Un vent du diable secoue le paysage alentour. Dans la prairie pourtant, un pulvérisateur traite les rumex. L’Ara (Ecorobotix) tout juste mis en service dans l’Orne démontre ici un de ses intérêts : son intervention s’affranchit en partie des conditions météo. À l’entrée de sa parcelle de ray grass et trèfle semée à l’automne 2024, Victorien Gaultier est impressionné par la performance de précision : « On voit que les rumex sont atteints. Cela va me permettre de garder ma prairie temporaire comme ça sur les quelques années prévues », indique le producteur de lait. « Autrement, quand le rumex est trop présent, la solution c’est un traitement en plein. » Or c’est là une alternative fatale au peuplement de légumineuse. Retour sur l’utilisatuion de l’Ecorobotix Ara en prairie.
Un service spécifique contre les chardons et rumex en prairie
La prestation que la cuma Innov’61 lance répond donc à cette impasse. La cuma d’Échalou (à laquelle adhère l’éleveur) fait partie des trente cuma qui participent à la nouvelle activité. « Ce sont bien les cuma locales qui s’engagent dans l’activité de la cuma départementale, avec un nombre d’hectares qui va de 5 à 80 actuellement », détaille Christophe Gorju, le responsable du service.
Ecorobotix Ara en prairie : déjà trente cuma pour un objectif de 1 000 ha
« Innov’61 facture la cuma locale. Chacune refacture ensuite ses adhérents. » L’administrateur y voit notamment l’avantage de la liberté pour les groupes locaux en termes de fonctionnement. « Chacune est en effet libre de s’organiser en groupe ouvert ou fermé. »
En revanche l’organisation départementale impose à chaque coopérative locale d’identifier un référent qui centralisera les demandes de chantier pour sa cuma.

L’Ara de la cuma Innov’61 intervient pour le compte de plusieurs cuma du secteur de Flers ce 25 mars. La veille, il avait couvert 19 ha chez quatre adhérents (©Entraid).
Dans la région, une première unité du pulvérisateur Ecorbotix fonctionne déjà en intercuma et démontre l’intérêt technique de la prestation.
Mathieu Gadeau, animateur cuma de la fédération Normandie ouest, souligne toutefois l’importance d’une bonne organisation. « Cela nécessite un investissement en temps important pour le responsable de projet.
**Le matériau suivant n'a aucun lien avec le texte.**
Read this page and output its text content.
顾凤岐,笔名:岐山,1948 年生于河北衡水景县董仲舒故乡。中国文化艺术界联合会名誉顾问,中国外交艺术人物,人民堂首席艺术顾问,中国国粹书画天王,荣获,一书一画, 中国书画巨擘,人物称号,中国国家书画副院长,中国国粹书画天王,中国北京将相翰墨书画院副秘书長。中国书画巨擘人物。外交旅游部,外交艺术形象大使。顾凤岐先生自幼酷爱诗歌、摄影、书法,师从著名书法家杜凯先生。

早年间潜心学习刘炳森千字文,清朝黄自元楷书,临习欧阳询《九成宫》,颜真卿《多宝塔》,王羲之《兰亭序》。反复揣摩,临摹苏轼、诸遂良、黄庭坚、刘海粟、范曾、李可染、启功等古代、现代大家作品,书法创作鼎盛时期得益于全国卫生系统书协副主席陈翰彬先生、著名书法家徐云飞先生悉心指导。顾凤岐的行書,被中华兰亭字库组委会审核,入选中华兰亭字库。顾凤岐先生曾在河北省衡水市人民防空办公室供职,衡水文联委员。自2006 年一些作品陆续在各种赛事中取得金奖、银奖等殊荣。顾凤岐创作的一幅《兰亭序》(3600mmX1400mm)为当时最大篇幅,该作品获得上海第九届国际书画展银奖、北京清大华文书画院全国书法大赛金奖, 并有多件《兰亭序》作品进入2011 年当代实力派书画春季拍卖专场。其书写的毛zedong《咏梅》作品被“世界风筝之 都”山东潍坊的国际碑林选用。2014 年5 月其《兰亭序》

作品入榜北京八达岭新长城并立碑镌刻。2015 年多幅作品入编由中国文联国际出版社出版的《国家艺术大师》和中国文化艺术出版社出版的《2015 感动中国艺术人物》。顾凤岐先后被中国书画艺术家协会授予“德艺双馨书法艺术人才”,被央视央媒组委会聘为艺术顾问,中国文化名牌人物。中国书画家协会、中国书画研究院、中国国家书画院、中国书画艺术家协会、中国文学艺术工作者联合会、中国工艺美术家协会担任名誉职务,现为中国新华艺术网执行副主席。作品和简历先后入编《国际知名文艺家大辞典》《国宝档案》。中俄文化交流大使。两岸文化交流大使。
L’appui d’un secrétariat apparaît comme un élément clé pour assurer le suivi des demandes et le bon fonctionnement du dispositif au quotidien. »
Le deuxième Ara 6 m dans les cuma de Normandie
Au sein de la cuma départementale de l’Orne, le responsable bénéficie du soutien d’une secrétaire pour organiser les tournées du pulvérisateur de 6 m. Il dispose de surcroît d’un outil qui semble répondre aux attentes. « Nous utilisons l’application Kropeo. À l’origine c’est une solution développée pour organiser le ramassage de paille avec plusieurs chauffeurs », explique Christophe Gorju.
« Nous l’utilisons un peu à l’inverse, puisque nous n’avons besoin que d’un accés chauffeur, mais avec un grand nombre de responsables. Ainsi l’appli pourrait s’appliquer à d’autres activités d’intercuma avec des grands rayons d’action. »
Le chauffeur trouve facilement les champs et les infos
Quand le passage de l’Ara est programmé dans un secteur, « j’appelle les référents des cuma concernées », poursuit l’organisateur.
« Chacun doit signaler sur Kropeo les parcelles à traiter pour sa cuma. » Les champs ainsi cartographiés reçoivent un numéro. Christophe Gorju termine : « J’indique au chauffeur par SMS l’ordre des numéros de parcelles à faire dans sa journée. »

Les parcelles pour lesquelles la prestation est requise se trouvent cartographiées dans Kropeo. Les responsables et le chauffeur accèdent à l’information (©Entraid).
Sur l’application, le chauffeur retrouve en même temps toutes les informations utiles à son intervention dans la parcelle :
- Numéro de téléphone de l’agriculteur ;
- Nom de la cuma ;
- Surface ;
- Ce qu’il doit faire ;
- Etc.
« Ici ça lui affiche quelle adventice il traite : le rumex, le chardon ou les deux ; dans quelle culture et avec quel dosage de matière active. Ce qui est très pratique, c’est qu’en un bouton, il lance le guidage pour arriver à la parcelle suivante avec son application de navigation habituelle. »
Adaptation
L’application d’organisation des chantiers prévoit enfin la possibilité d’exploiter les données. Pour autant, la cuma préfère baser son reporting sur le système de gestion du pulvérisateur Ara. « Comme il peut y avoir des changements de dernière minute, ça permet de facturer ce qui a été vraiment fait », justifie le responsable.